Один из пришедших, что помоложе, вскинулся:
– Вы сами завели речь об оплате!
– Речь не о плате. Мы поможем вам. А вы помогите взамен нам…
Старший друид ударил посохом по земле:
– И чем же мы можем помочь?
– Знанием. Поделишься, жрец?
– Знанием? – Он взглянул из-под мохнатых седых бровей так, словно хотел испепелить пришельца с берегов Роси, но князь стойко выдержал взгляд.
Путята наклонился к уху князя, что-то зашептал, но Брячислав отмахнулся:
– Потом, жрец.
И тот отпрянул. Славянин слегка усмехнулся, дёрнув длинным усом:
– Ведомо ли вам, почтенные, есть ли какие вольные земли после ваших островов?
Старший из друидов чётко ответил:
– Нет. Мы не можем дать ответ на твой вопрос.
– Не можете… Потому, что не знаете, или потому, что не хотите?
Старик тряхнул посохом и так же твёрдо произнёс:
– Ты можешь отказаться помогать нам, славянин, и сотни наших братьев погибнут. Но мы… не хотим отвечать. Понимай как знаешь.
Брячислав молчал, и Слав ощутил, как вокруг князя сгущается нечто… тёмное… Ему даже стало не по себе. Наконец тот ответил:
– Пусть будет так, друид. Не хочешь – не надо. Тогда дай нам проводника.
– Зачем?
– Кто-то же должен показать нам путь к капищу проклятого?
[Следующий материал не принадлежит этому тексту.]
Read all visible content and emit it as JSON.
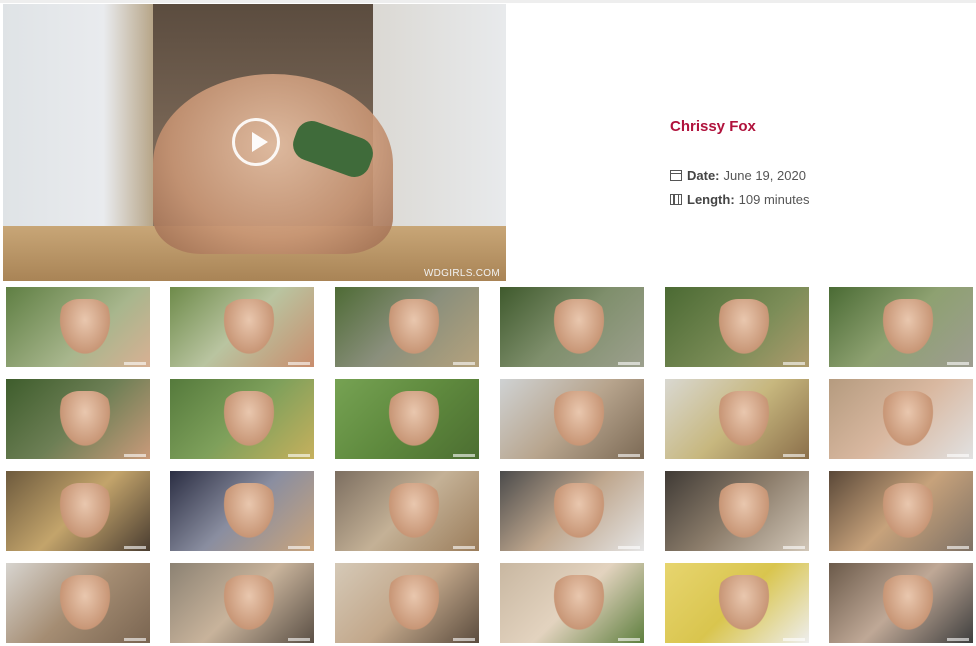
{
  "video": {
    "watermark": "WDGIRLS.COM",
    "play_icon": "play-circle-icon"
  },
  "scene": {
    "model_name": "Chrissy Fox",
    "date_label": "Date:",
    "date_value": "June 19, 2020",
    "length_label": "Length:",
    "length_value": "109 minutes",
    "date_icon": "calendar-icon",
    "length_icon": "film-icon"
  },
  "thumbnails": [
    {
      "bg": "linear-gradient(135deg,#5f7f43,#a8b68d 60%,#d8b093)"
    },
    {
      "bg": "linear-gradient(135deg,#6e8b4a,#b9c4a0 50%,#c98d6d)"
    },
    {
      "bg": "linear-gradient(135deg,#4e6b35,#8a8f7c 50%,#b5a27d)"
    },
    {
      "bg": "linear-gradient(135deg,#3f5a2d,#7f8f6c 50%,#9da08e)"
    },
    {
      "bg": "linear-gradient(135deg,#4b6a33,#7c8d58 60%,#ae9b6d)"
    },
    {
      "bg": "linear-gradient(135deg,#4a6b34,#8ea171 50%,#9e9d91)"
    },
    {
      "bg": "linear-gradient(135deg,#3e5d2c,#6d7f55 50%,#c99a7a)"
    },
    {
      "bg": "linear-gradient(135deg,#557a3c,#7ea05b 50%,#c6b05d)"
    },
    {
      "bg": "linear-gradient(135deg,#76a253,#5f8a3e 50%,#4c6e31)"
    },
    {
      "bg": "linear-gradient(135deg,#cfd2d3,#b8a58e 50%,#7c6a55)"
    },
    {
      "bg": "linear-gradient(135deg,#d9d8d1,#c7b77e 50%,#8b6f4a)"
    },
    {
      "bg": "linear-gradient(135deg,#b59b7f,#d9b8a0 50%,#e1e1e1)"
    },
    {
      "bg": "linear-gradient(135deg,#6d5a3d,#c3a46b 50%,#4a3d31)"
    },
    {
      "bg": "linear-gradient(135deg,#2b2e43,#8a8ea0 50%,#c9a47c)"
    },
    {
      "bg": "linear-gradient(135deg,#7c6e60,#c4b196 50%,#9b7d5b)"
    },
    {
      "bg": "linear-gradient(135deg,#4b4b4b,#bfa78e 50%,#e5e5e5)"
    },
    {
      "bg": "linear-gradient(135deg,#3f3a35,#8c7d6b 50%,#d2c7b8)"
    },
    {
      "bg": "linear-gradient(135deg,#5a4838,#c7a27b 50%,#7e7165)"
    },
    {
      "bg": "linear-gradient(135deg,#d7d4cf,#a58d73 50%,#7a6551)"
    },
    {
      "bg": "linear-gradient(135deg,#8c8273,#c8b39b 50%,#5a4f45)"
    },
    {
      "bg": "linear-gradient(135deg,#d5c9b7,#c2a78a 50%,#5b4c3e)"
    },
    {
      "bg": "linear-gradient(135deg,#c8b7a1,#e3d3bf 50%,#5e7f3e)"
    },
    {
      "bg": "linear-gradient(135deg,#e7d56f,#d9c54e 50%,#eeeeee)"
    },
    {
      "bg": "linear-gradient(135deg,#6b5a4a,#bfa896 50%,#3e3e3e)"
    }
  ]
}
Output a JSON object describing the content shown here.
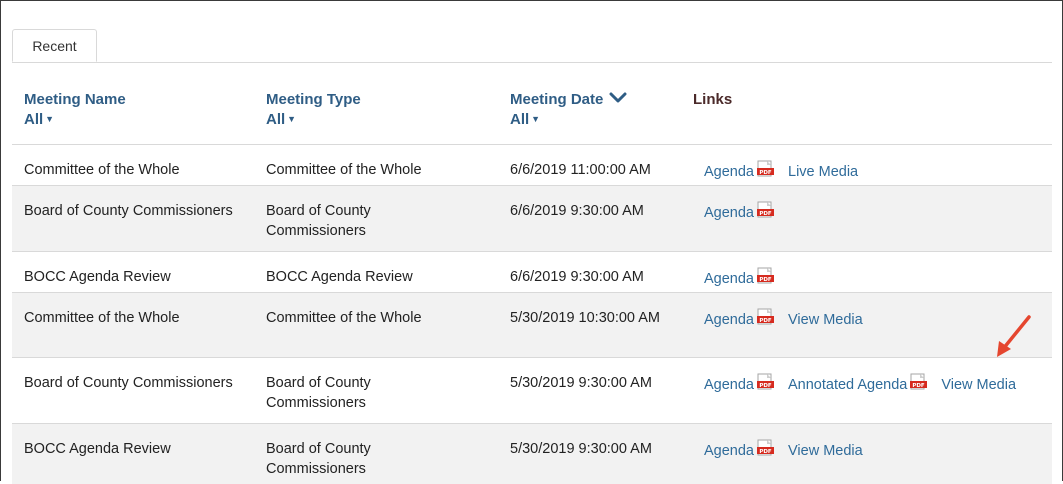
{
  "tabs": [
    {
      "label": "Recent"
    }
  ],
  "headers": {
    "name": {
      "label": "Meeting Name",
      "filter": "All"
    },
    "type": {
      "label": "Meeting Type",
      "filter": "All"
    },
    "date": {
      "label": "Meeting Date",
      "filter": "All"
    },
    "links": {
      "label": "Links"
    }
  },
  "rows": [
    {
      "name": "Committee of the Whole",
      "type": "Committee of the Whole",
      "date": "6/6/2019 11:00:00 AM",
      "links": [
        {
          "label": "Agenda",
          "pdf": true
        },
        {
          "label": "Live Media",
          "pdf": false
        }
      ]
    },
    {
      "name": "Board of County Commissioners",
      "type": "Board of County Commissioners",
      "date": "6/6/2019 9:30:00 AM",
      "links": [
        {
          "label": "Agenda",
          "pdf": true
        }
      ]
    },
    {
      "name": "BOCC Agenda Review",
      "type": "BOCC Agenda Review",
      "date": "6/6/2019 9:30:00 AM",
      "links": [
        {
          "label": "Agenda",
          "pdf": true
        }
      ]
    },
    {
      "name": "Committee of the Whole",
      "type": "Committee of the Whole",
      "date": "5/30/2019 10:30:00 AM",
      "links": [
        {
          "label": "Agenda",
          "pdf": true
        },
        {
          "label": "View Media",
          "pdf": false
        }
      ]
    },
    {
      "name": "Board of County Commissioners",
      "type": "Board of County Commissioners",
      "date": "5/30/2019 9:30:00 AM",
      "links": [
        {
          "label": "Agenda",
          "pdf": true
        },
        {
          "label": "Annotated Agenda",
          "pdf": true
        },
        {
          "label": "View Media",
          "pdf": false
        }
      ]
    },
    {
      "name": "BOCC Agenda Review",
      "type": "Board of County Commissioners",
      "date": "5/30/2019 9:30:00 AM",
      "links": [
        {
          "label": "Agenda",
          "pdf": true
        },
        {
          "label": "View Media",
          "pdf": false
        }
      ]
    }
  ],
  "icons": {
    "pdf": "pdf-icon",
    "sort": "chevron-down-icon",
    "annotation": "red-arrow-icon"
  },
  "colors": {
    "link": "#2f6b9a",
    "header": "#2f5d85",
    "pdf": "#d62b1f",
    "arrow": "#e5462f"
  }
}
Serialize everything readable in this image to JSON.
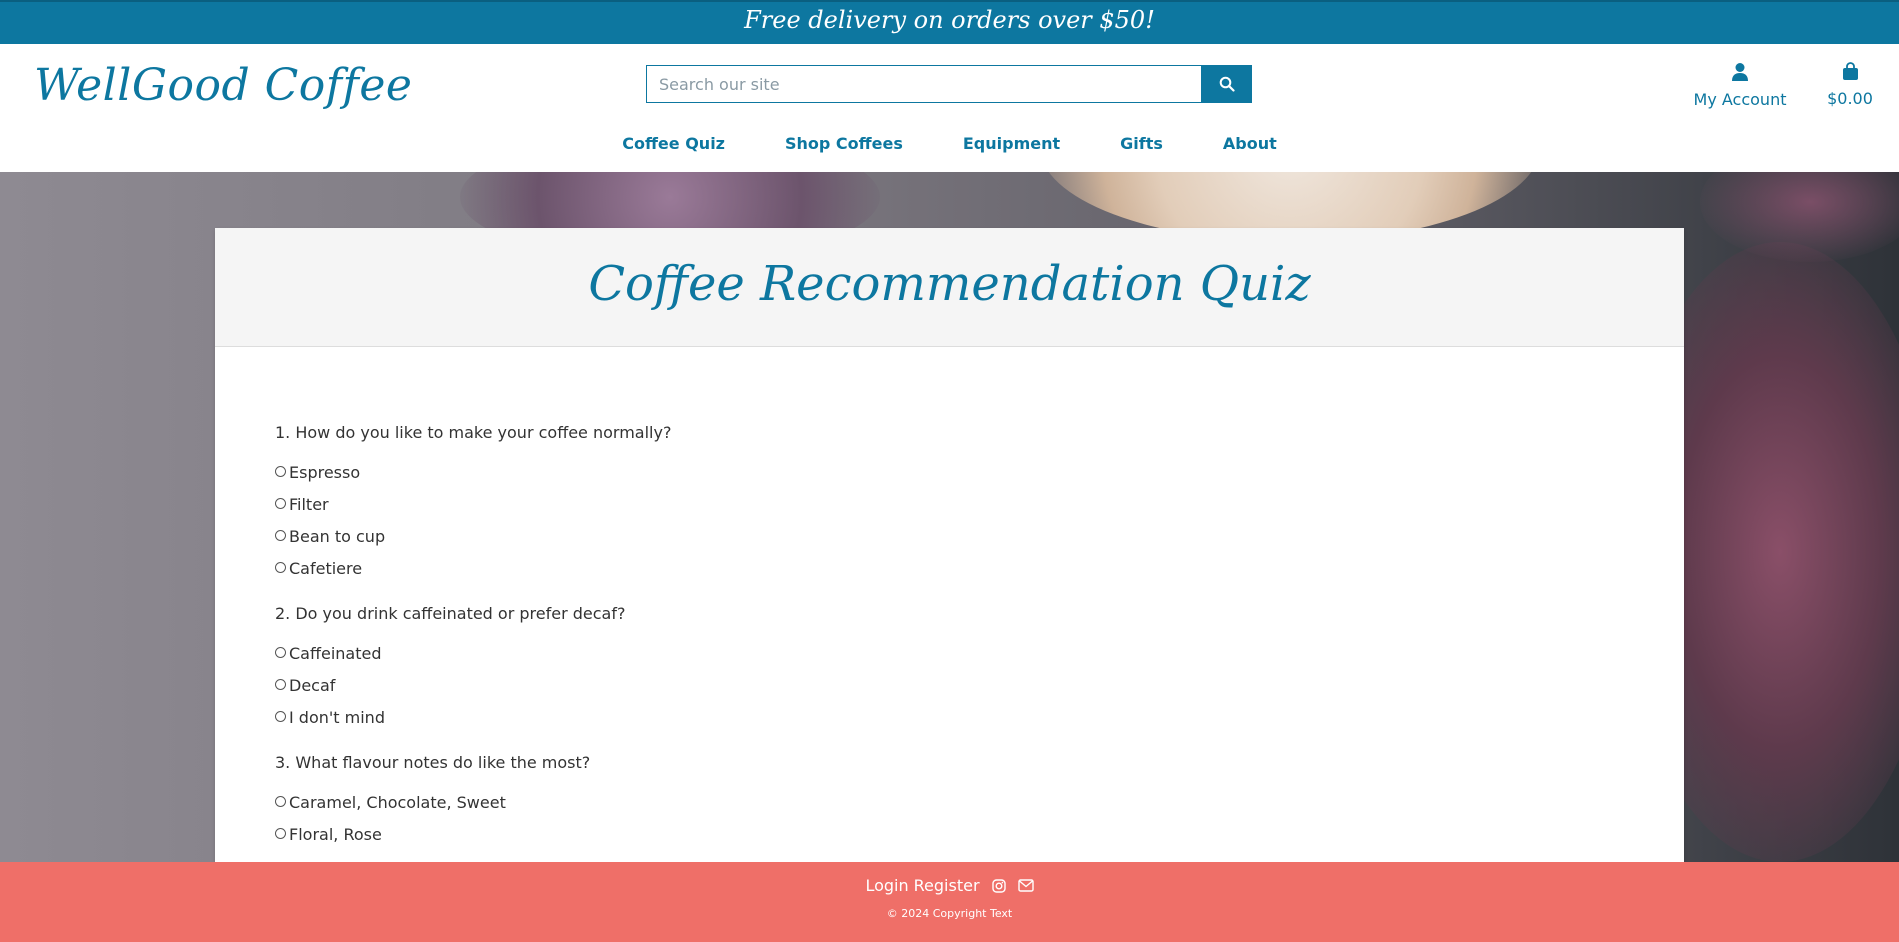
{
  "banner": {
    "text": "Free delivery on orders over $50!"
  },
  "header": {
    "brand": "WellGood Coffee",
    "search": {
      "placeholder": "Search our site",
      "value": ""
    },
    "account_label": "My Account",
    "cart_total": "$0.00"
  },
  "nav": {
    "items": [
      "Coffee Quiz",
      "Shop Coffees",
      "Equipment",
      "Gifts",
      "About"
    ]
  },
  "quiz": {
    "title": "Coffee Recommendation Quiz",
    "questions": [
      {
        "text": "1. How do you like to make your coffee normally?",
        "options": [
          "Espresso",
          "Filter",
          "Bean to cup",
          "Cafetiere"
        ]
      },
      {
        "text": "2. Do you drink caffeinated or prefer decaf?",
        "options": [
          "Caffeinated",
          "Decaf",
          "I don't mind"
        ]
      },
      {
        "text": "3. What flavour notes do like the most?",
        "options": [
          "Caramel, Chocolate, Sweet",
          "Floral, Rose"
        ]
      }
    ]
  },
  "footer": {
    "login": "Login",
    "register": "Register",
    "copyright": "© 2024 Copyright Text"
  },
  "icons": {
    "search": "search-icon",
    "account": "user-icon",
    "cart": "shopping-bag-icon",
    "instagram": "instagram-icon",
    "email": "envelope-icon"
  },
  "colors": {
    "primary": "#0d77a0",
    "footer": "#ef6f68",
    "card_header": "#f5f5f5"
  }
}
На лице старика появилось облегчение, а остальные жрецы сразу зашевелились, стали негромко переговариваться на своём языке.
– Он поведёт вас.
Поднялся довольно молодой, но уже имеющий серебряный серп на поясе мужчина, слегка поклонился, потом вновь уселся на траву, а старший продолжил:
– Знает ваш язык. Немного, но достаточно, чтобы объясниться.
– Хорошо.
– Когда вы отправитесь в путь?
Брячислав нагнулся к Гостомыслу, перемолвился короткими фразами, вновь распрямился:
– Утром следующего дня, жрец.
– Пусть будет так. Лаэль будет на берегу утром.
Все друиды молча поднялись, поклонились и ушли по тропе наверх. Двое повели спасённого дружинниками чужака. Брячислав с облегчением вздохнул, потянулся:
– Они меня утомили.
– Да, брат. Меня тоже.
– Однако хитрецы! Желают нашими руками таскать каштаны из огня! Вы проливайте свою кровь, но мы вам ничего не скажем!
– Ха! Ты думаешь, они что-то знают на самом деле?
– А разве нет? – Гостомысл удивлённо взглянул на старшего брата.
Тот погладил длинный оселедец на выбритой голове.
– Нет. Поэтому друид и не стал говорить. Он просто не знает. А показать незнание для него несмываемый позор. Так-то, брат!
Второй князь покачал головой:
– Вот же… Раз так…
– Тут вот что, брат… Я слыхал об этом капище. Год назад на арконском торжище один из торговых гостей хвалился, будто бы монах из этого капища вернулся с Зелёных островов, где основал поселение.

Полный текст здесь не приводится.